Enquanto aguarda prazo dos recursos, o relator do inquérito do golpe de Estado no STF, ministro Alexandre de Moraes, estuda onde Bolsonaro cumprirá sua pena. O ex-presidente hoje está em prisão domiciliar, situação até certo ponto confortável, diante das outras opções. Os seus advogados querem que permaneça assim, alegando que se trata de um homem doente, quadro agravado pela facada que levou em 2018. Mas a sentença estabelece que ele deve cumprir pena em regime fechado.

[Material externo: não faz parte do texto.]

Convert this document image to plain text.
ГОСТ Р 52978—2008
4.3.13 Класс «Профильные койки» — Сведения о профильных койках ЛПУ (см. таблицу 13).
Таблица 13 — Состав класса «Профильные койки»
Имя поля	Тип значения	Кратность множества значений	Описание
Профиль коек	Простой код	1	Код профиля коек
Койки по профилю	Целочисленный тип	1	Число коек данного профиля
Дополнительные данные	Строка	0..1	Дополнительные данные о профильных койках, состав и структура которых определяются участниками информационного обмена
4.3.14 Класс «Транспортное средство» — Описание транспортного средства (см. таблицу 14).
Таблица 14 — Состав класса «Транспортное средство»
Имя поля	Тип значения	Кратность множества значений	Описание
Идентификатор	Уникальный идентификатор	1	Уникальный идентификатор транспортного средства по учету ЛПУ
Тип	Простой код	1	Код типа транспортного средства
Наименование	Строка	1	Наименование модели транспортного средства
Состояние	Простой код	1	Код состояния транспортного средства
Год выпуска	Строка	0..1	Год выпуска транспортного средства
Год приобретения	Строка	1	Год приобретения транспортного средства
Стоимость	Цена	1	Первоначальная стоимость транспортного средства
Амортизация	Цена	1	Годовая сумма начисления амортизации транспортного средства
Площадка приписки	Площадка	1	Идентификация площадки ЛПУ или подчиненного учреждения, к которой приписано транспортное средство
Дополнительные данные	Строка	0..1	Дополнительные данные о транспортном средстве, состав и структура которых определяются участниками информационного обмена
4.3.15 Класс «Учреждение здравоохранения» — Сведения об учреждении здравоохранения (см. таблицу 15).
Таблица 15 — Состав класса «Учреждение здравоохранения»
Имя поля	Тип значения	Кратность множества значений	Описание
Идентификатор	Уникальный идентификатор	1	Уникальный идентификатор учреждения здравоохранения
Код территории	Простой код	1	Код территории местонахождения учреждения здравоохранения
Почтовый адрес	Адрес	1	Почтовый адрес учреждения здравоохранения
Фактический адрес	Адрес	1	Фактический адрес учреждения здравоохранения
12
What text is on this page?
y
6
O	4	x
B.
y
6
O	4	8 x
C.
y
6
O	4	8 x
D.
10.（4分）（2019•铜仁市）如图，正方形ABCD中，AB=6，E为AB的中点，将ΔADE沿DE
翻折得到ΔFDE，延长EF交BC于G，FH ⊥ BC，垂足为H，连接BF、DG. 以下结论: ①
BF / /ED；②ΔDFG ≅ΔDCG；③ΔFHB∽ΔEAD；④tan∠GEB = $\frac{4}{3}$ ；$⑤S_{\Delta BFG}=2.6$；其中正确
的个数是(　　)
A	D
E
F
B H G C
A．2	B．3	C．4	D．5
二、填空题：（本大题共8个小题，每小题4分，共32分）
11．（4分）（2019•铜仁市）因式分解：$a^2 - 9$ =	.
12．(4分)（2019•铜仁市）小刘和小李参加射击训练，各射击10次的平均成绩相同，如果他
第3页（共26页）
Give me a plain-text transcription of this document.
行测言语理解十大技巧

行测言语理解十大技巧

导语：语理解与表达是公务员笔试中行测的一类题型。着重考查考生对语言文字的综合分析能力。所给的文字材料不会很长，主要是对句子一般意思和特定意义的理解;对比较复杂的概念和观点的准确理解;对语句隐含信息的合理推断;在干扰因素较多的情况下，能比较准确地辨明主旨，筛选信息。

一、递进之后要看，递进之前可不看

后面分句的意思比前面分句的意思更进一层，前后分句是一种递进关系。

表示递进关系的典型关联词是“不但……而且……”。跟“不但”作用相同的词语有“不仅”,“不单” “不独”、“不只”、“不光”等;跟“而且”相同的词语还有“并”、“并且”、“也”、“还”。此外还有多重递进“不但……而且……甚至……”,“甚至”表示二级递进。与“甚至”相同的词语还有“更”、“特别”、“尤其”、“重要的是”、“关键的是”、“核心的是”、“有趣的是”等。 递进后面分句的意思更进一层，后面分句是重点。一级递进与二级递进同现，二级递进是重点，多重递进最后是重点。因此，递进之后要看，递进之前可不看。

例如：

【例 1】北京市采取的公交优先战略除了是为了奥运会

Nesse caso, existem várias alternativas e elas compõem um xadrez político. A primeira delas é mandar Bolsonaro para a Penitenciária da Papuda, o maior temor dele e dos seus seguidores, pelo simbolismo de ver o sol detrás das grades. Não ficaria nas celas com 36 presos (como é o normal) e sim, numa ala reservada, direito de ex-presidente. Pode ser num pavilhão para ex-policiais condenados, chamado Papudinha. Mesmo assim, seus advogados querem evitar o que consideram um vexame irreparável.
As outras alternativas são cela na Polícia Federal ou num quartel das Forças Armadas. No primeiro caso, seria no Máscara Negra, sede da PF em Brasília, onde já está preparada uma dependência com TV e banheiro privativo. Destino igual ao do rival maior de Bolsonaro, o atual presidente Luiz Inácio Lula da Silva (PT), que cumpriu mais de 500 dias de pena num local similar.
Mas os defensores de Bolsonaro preferem, caso ele não fique em casa, que seja enviado a uma ala do Exército, assim como alguns militares condenados por golpe de Estado. Seria no Forte-Apache, QG da corporação no Distrito Federal.
Apesar do jeito de quem não leva em conta pressões, desta vez Moraes tem uma batata-quente nas mãos. Pelo perfil das decisões anteriores, acredito que vai destinar Bolsonaro para a Papuda. Nem que por um breve período. Os dados estão lançados.